—Et comme elle n'a pas d'égale au monde, elle est nommée première télégraphiste de la Bourse, à New-York. Tant pis pour vous! Au revoir!
Frank Smith vit le soleil se lever sur un visage de femme, et, dans le silence, il crut entendre quelques mots entrecoupés. C'était, sans doute, la nouvelle employée qui le remerciait. Mais une autre voix, fort désagréable, celle de presque un demi-siècle d'expérience, lui disait à l'oreille:
«Vous avez parlé trop vite, mon ami. Sottise! Vous avez fait une sottise. Elle est trop jolie pour la Bourse, et pour vous qui êtes marié.»
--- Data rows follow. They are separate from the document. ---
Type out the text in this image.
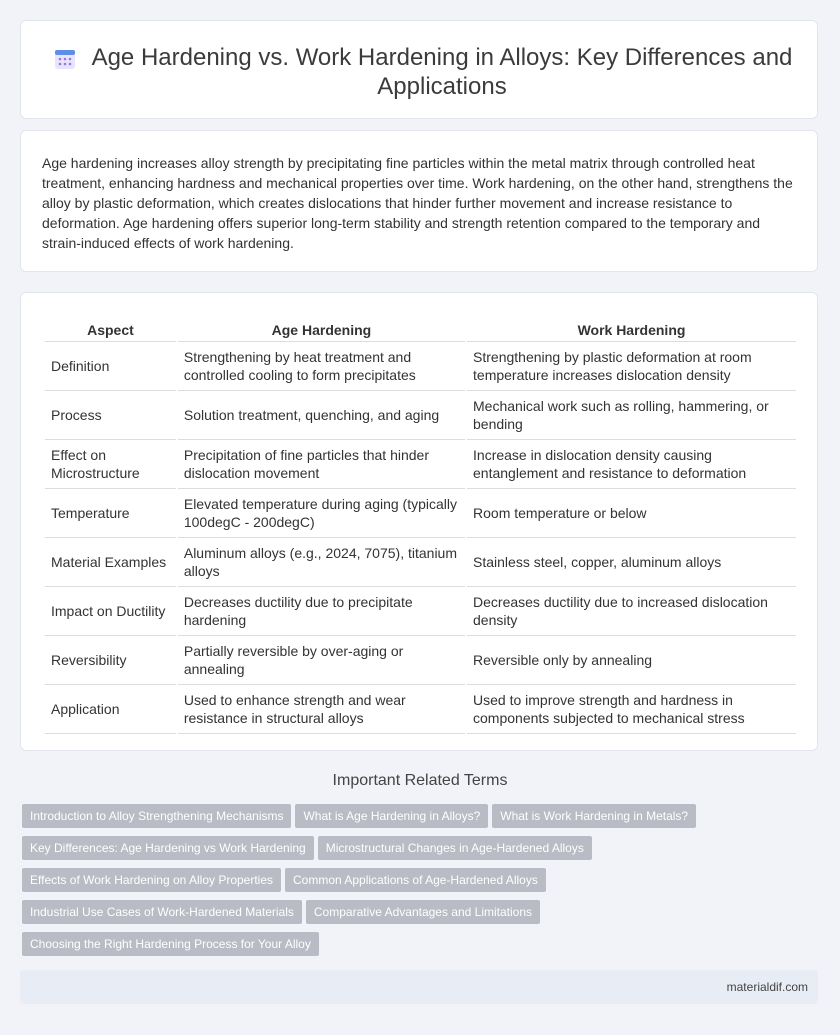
Age Hardening vs. Work Hardening in Alloys: Key Differences and Applications

Age hardening increases alloy strength by precipitating fine particles within the metal matrix through controlled heat treatment, enhancing hardness and mechanical properties over time. Work hardening, on the other hand, strengthens the alloy by plastic deformation, which creates dislocations that hinder further movement and increase resistance to deformation. Age hardening offers superior long-term stability and strength retention compared to the temporary and strain-induced effects of work hardening.

Aspect	Age Hardening	Work Hardening
Definition	Strengthening by heat treatment and controlled cooling to form precipitates	Strengthening by plastic deformation at room temperature increases dislocation density
Process	Solution treatment, quenching, and aging	Mechanical work such as rolling, hammering, or bending
Effect on Microstructure	Precipitation of fine particles that hinder dislocation movement	Increase in dislocation density causing entanglement and resistance to deformation
Temperature	Elevated temperature during aging (typically 100degC - 200degC)	Room temperature or below
Material Examples	Aluminum alloys (e.g., 2024, 7075), titanium alloys	Stainless steel, copper, aluminum alloys
Impact on Ductility	Decreases ductility due to precipitate hardening	Decreases ductility due to increased dislocation density
Reversibility	Partially reversible by over-aging or annealing	Reversible only by annealing
Application	Used to enhance strength and wear resistance in structural alloys	Used to improve strength and hardness in components subjected to mechanical stress
Important Related Terms
Introduction to Alloy Strengthening Mechanisms What is Age Hardening in Alloys? What is Work Hardening in Metals?
Key Differences: Age Hardening vs Work Hardening Microstructural Changes in Age-Hardened Alloys
Effects of Work Hardening on Alloy Properties Common Applications of Age-Hardened Alloys
Industrial Use Cases of Work-Hardened Materials Comparative Advantages and Limitations
Choosing the Right Hardening Process for Your Alloy
materialdif.com
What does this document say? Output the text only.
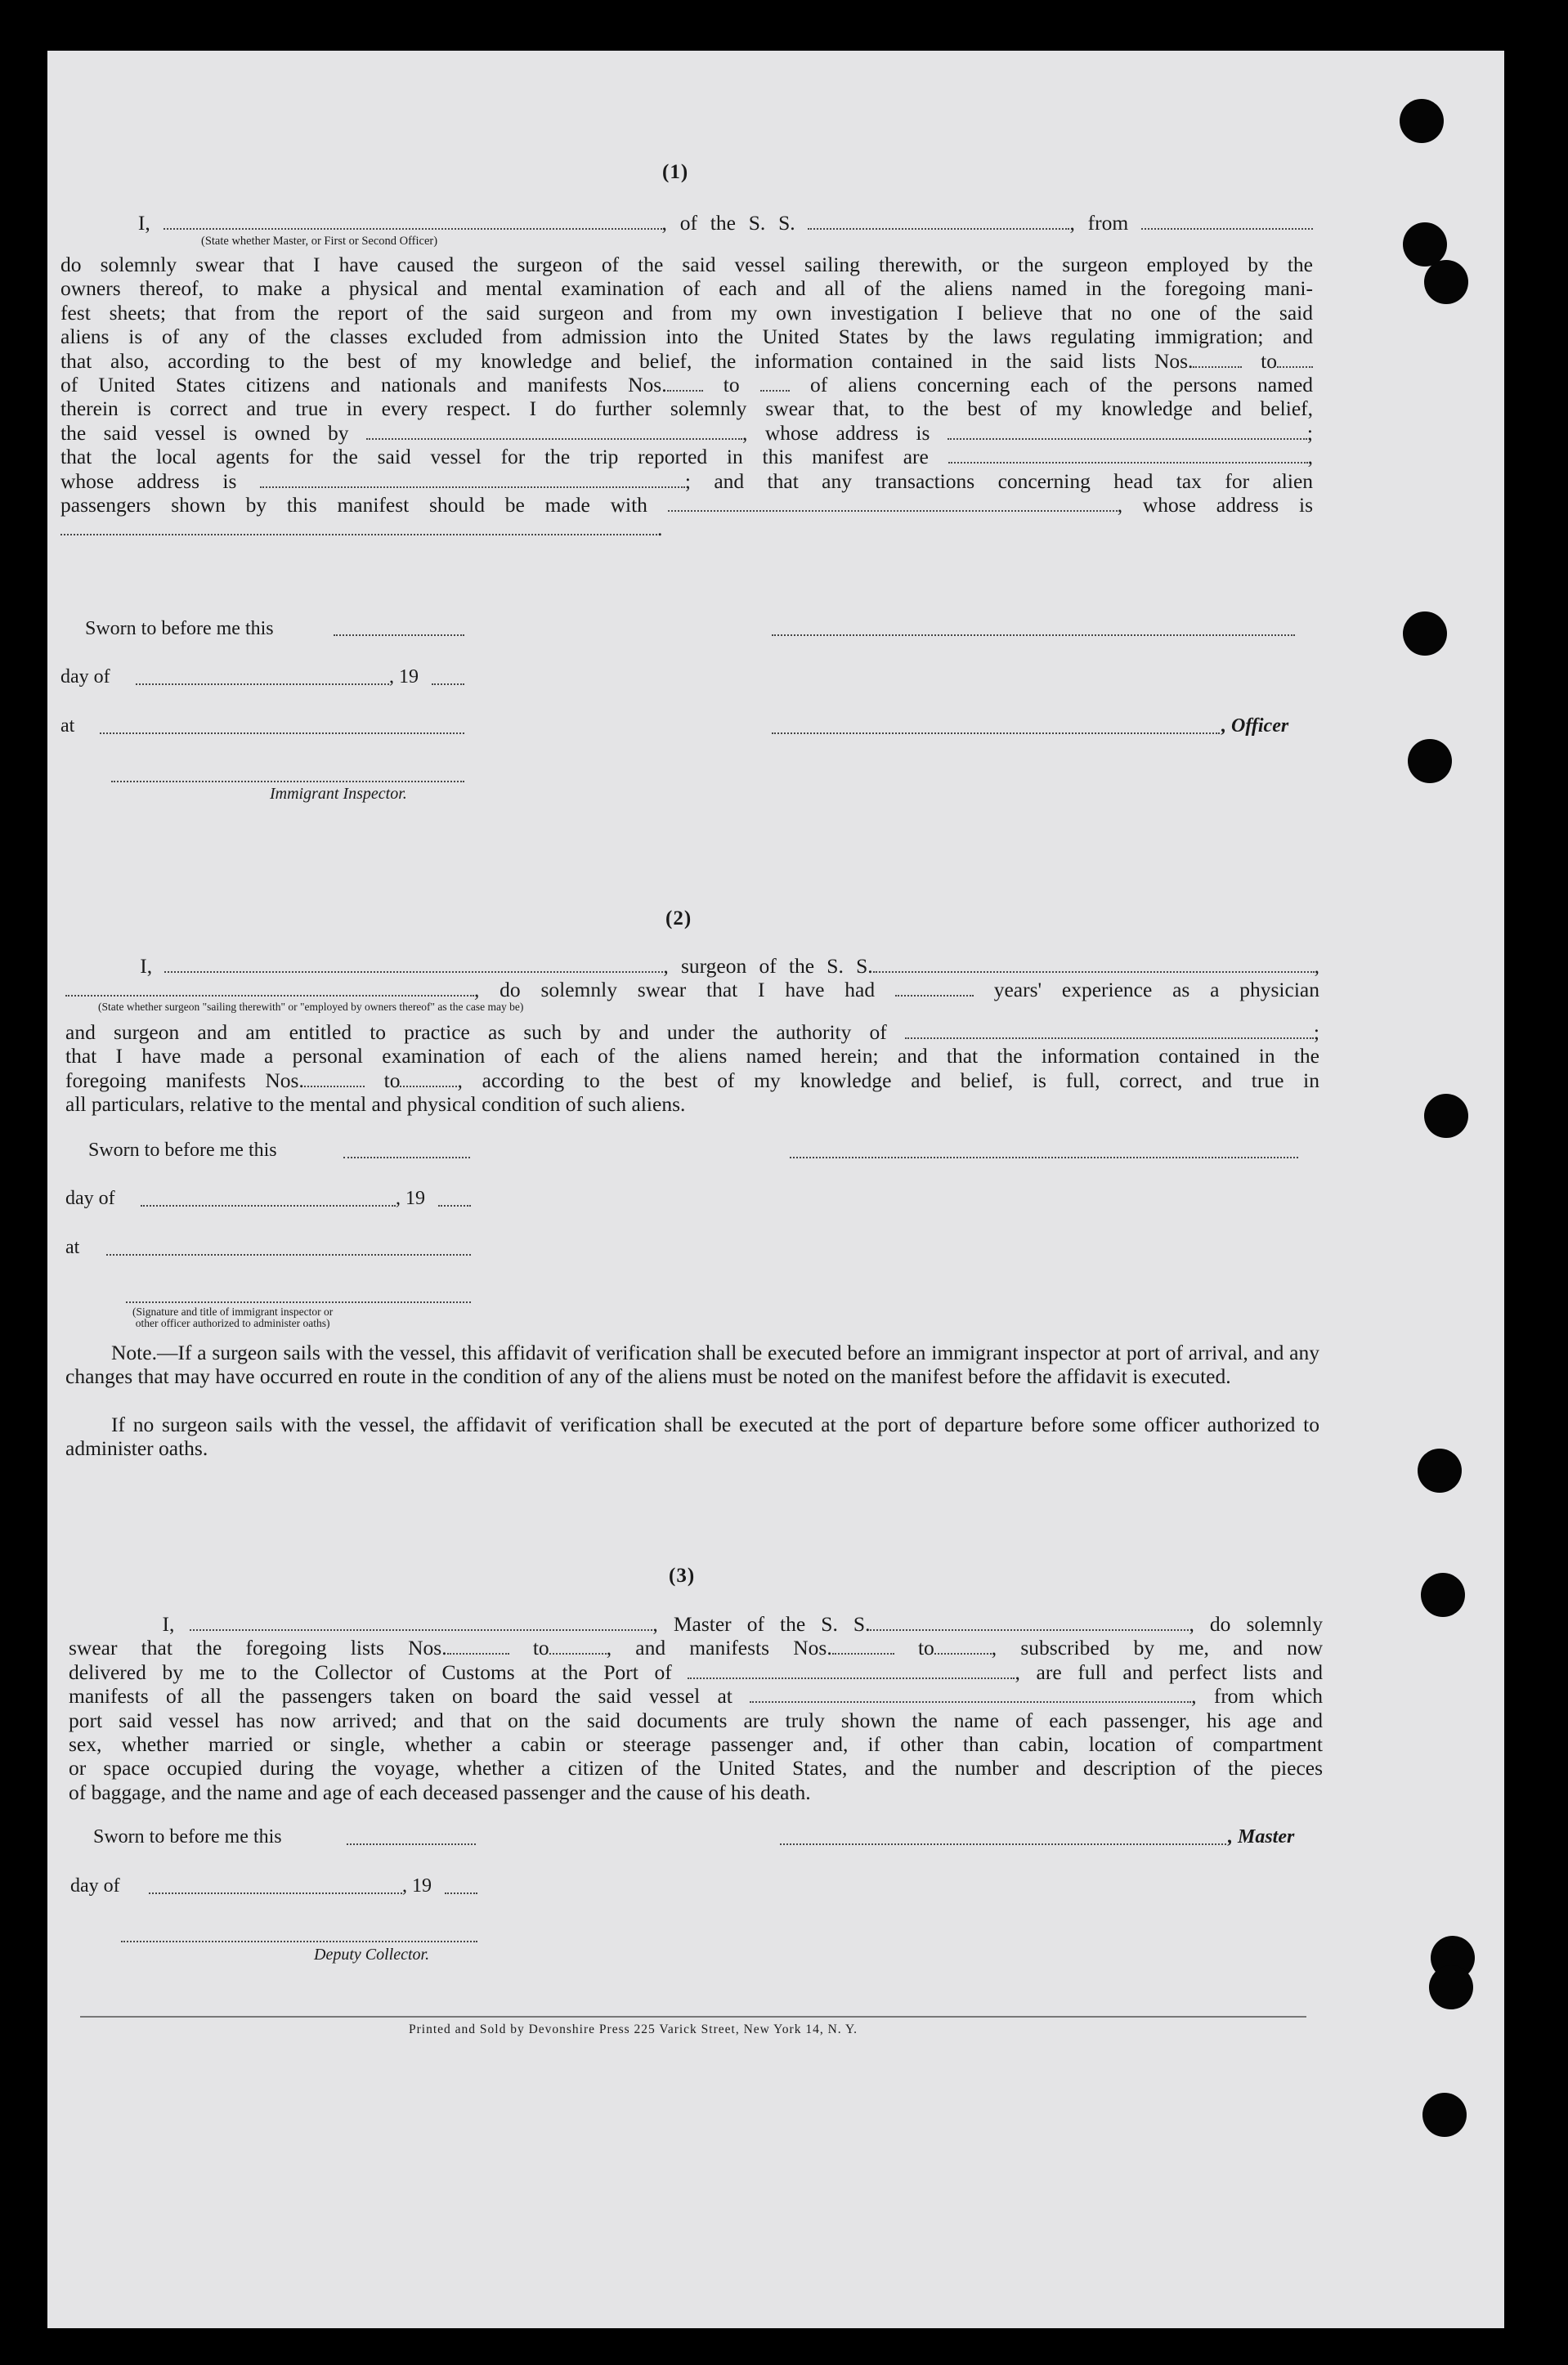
(1)
I,	, of the S. S.	, from
(State whether Master, or First or Second Officer)
do solemnly swear that I have caused the surgeon of the said vessel sailing therewith, or the surgeon employed by the
owners thereof, to make a physical and mental examination of each and all of the aliens named in the foregoing mani-
fest sheets; that from the report of the said surgeon and from my own investigation I believe that no one of the said
aliens is of any of the classes excluded from admission into the United States by the laws regulating immigration; and
that also, according to the best of my knowledge and belief, the information contained in the said lists Nos.	to
of United States citizens and nationals and manifests Nos.	to	of aliens concerning each of the persons named
therein is correct and true in every respect. I do further solemnly swear that, to the best of my knowledge and belief,
the said vessel is owned by	, whose address is	;
that the local agents for the said vessel for the trip reported in this manifest are	,
whose address is	; and that any transactions concerning head tax for alien
passengers shown by this manifest should be made with	, whose address is
.
Sworn to before me this
day of	, 19
at	, Officer
Immigrant Inspector.
(2)
I,	, surgeon of the S. S.	,
, do solemnly swear that I have had	years' experience as a physician
(State whether surgeon "sailing therewith" or "employed by owners thereof" as the case may be)
and surgeon and am entitled to practice as such by and under the authority of	;
that I have made a personal examination of each of the aliens named herein; and that the information contained in the
foregoing manifests Nos.	to	, according to the best of my knowledge and belief, is full, correct, and true in
all particulars, relative to the mental and physical condition of such aliens.
Sworn to before me this
day of	, 19
at
(Signature and title of immigrant inspector or
other officer authorized to administer oaths)
Note.—If a surgeon sails with the vessel, this affidavit of verification shall be executed before an immigrant inspector at port of arrival, and any changes that may have occurred en route in the condition of any of the aliens must be noted on the manifest before the affidavit is executed.
If no surgeon sails with the vessel, the affidavit of verification shall be executed at the port of departure before some officer authorized to administer oaths.
(3)
I,	, Master of the S. S.	, do solemnly
swear that the foregoing lists Nos.	to	, and manifests Nos.	to	, subscribed by me, and now
delivered by me to the Collector of Customs at the Port of	, are full and perfect lists and
manifests of all the passengers taken on board the said vessel at	, from which
port said vessel has now arrived; and that on the said documents are truly shown the name of each passenger, his age and
sex, whether married or single, whether a cabin or steerage passenger and, if other than cabin, location of compartment
or space occupied during the voyage, whether a citizen of the United States, and the number and description of the pieces
of baggage, and the name and age of each deceased passenger and the cause of his death.
Sworn to before me this	, Master
day of	, 19
Deputy Collector.
Printed and Sold by Devonshire Press 225 Varick Street, New York 14, N. Y.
Brutalement, alors, pour mieux secouer l'espèce de fascination qui pesait sur lui, il répéta à voix haute ce qu'il pensait tout bas et ajouta:
—N'importe, c'est dit, et chacun sait que ma parole vaut un chèque... Vous connaissez le métier à fond. Si vous pouviez vous défigurer ou devenir bossue, vous seriez parfaite. Telle que vous voilà, nous vous essaierons quand même à la corbeille. Mais, il vous faut d'abord jurer le secret le plus absolu sur tous les télégrammes, toutes les conversations que vous expédierez, que vous entendrez, que vous devinerez... Vous allez porter au bout de ces petits doigts bien des fortunes, et encore plus de ruines. Le seul moyen d'éviter les pièges que chacun vous tendra, ce sera d'être une machine, rien autre, entendez-vous? et qui saura tout et qui ne dira rien. Rien. À quel culte appartenez-vous?
—Je suis catholique romaine, née à New-York de parents français.
—Eh bien, miss d'Auray, vous allez jurer devant moi, sur le Christ qui ferme cette Bible, une discrétion pleine, entière, absolue. Levez la main; baisez la croix... que Dieu vous soit en aide!
II
TOM TILDENN
Cinq heures du matin. Là-bas, sans doute, les champs et les bois de la Nouvelle-Angleterre se réveillent au souffle de la brise; des prairies, des taillis, s'exhale une essence de vie nouvelle, et ces sourdines d'orgues lointaines qui chantent parmi les hautes herbes, c'est l'hymne des abeilles jusqu'à l'heure où frémissantes, comme enivrées, elles s'en vont, par les chemins de l'air, glissant vers la ruche qui embaume.